Possiamo raccontare questo sviluppo storico come la storia di una straordinaria
conquista del movimento operaio occidentale, come fa ad esempio Geoff Eley in
Forging Democracy: The History of the Left in Europe, 1850-2000 (2002). Ma è,
ovviamente, anche la storia di come il movimento operaio dimenticò più o meno
rapidamente la violenza razziale nelle colonie e il legame tra questa violenza e
quella fascista in Europa. Aimé Césaire e molti altri militanti anticoloniali
cercarono disperatamente ‒ spesso dall’interno dei partiti comunisti delle
nazioni dell’Europa occidentale ‒ di affermare che la spinta rivoluzionaria
doveva affrontare due problemi e non solo uno. Lo sfruttamento era certamente
l’alfa e l’omega, ma la questione coloniale non poteva essere ignorata e doveva
anch’essa essere affrontata. Il fascismo era stato sconfitto in Europa ‒ e
questo era ovviamente fondamentale ‒ ma era un errore considerare il fascismo
come un’eccezione storica: esisteva un legame diretto tra la barbarie delle
colonie e la violenza dei regimi fascisti dell’Europa tra le due guerre.

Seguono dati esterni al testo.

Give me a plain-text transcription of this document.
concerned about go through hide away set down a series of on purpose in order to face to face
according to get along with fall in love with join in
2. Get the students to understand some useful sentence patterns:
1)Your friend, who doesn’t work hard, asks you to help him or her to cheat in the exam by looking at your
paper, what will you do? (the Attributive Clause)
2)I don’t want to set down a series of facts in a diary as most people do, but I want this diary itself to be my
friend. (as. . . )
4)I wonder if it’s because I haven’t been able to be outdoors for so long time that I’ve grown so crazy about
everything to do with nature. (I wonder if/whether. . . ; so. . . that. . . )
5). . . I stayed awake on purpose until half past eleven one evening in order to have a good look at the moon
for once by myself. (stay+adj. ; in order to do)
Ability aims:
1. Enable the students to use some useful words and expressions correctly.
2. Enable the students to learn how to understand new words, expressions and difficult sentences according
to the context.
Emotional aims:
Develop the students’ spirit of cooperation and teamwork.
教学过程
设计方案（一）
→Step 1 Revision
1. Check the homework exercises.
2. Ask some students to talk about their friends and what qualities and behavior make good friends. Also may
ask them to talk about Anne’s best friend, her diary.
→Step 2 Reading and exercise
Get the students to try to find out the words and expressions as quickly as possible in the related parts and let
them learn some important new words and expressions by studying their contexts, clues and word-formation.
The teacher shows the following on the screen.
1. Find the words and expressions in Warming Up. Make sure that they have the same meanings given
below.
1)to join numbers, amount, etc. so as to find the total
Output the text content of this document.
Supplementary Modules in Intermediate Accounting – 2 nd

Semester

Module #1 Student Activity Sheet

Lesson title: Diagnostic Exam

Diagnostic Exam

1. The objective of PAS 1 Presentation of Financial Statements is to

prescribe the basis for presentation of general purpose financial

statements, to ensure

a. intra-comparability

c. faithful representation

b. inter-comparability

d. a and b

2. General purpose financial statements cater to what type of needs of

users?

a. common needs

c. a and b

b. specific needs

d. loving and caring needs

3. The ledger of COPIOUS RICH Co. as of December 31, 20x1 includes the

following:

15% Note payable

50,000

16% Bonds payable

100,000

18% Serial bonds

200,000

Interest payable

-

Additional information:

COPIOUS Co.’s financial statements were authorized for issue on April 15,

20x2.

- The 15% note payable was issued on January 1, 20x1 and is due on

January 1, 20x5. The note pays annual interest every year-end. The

Analizzare questo legame era cruciale.
L’antifascismo “limitato” (nell’originale “limited anti-fascism”, ndr) che
prevalse nell’Europa occidentale dopo il 1945 non collegò il fascismo come
fenomeno politico alla persistenza della violenza razziale-coloniale nelle
colonie, nelle ex colonie indipendenti e nelle metropoli occidentali, compresa
la feroce opposizione ai movimenti anticoloniali. La prospettiva
antinazionalista e internazionalista, cuore del marxismo rivoluzionario, fu
soppiantata da vari tipi di nazionalismo. È questa una ragione storica per cui
fu così facile per la maggior parte dei partiti socialdemocratici dell’Europa
occidentale abbandonare ogni forma di solidarietà internazionale, sia in tempi
di crisi economica sia in tempi di crescita.
Il periodo dalla fine degli anni Settanta in poi è stato caratterizzato da
un’economia in declino nell’Europa occidentale, rispetto al boom del dopoguerra.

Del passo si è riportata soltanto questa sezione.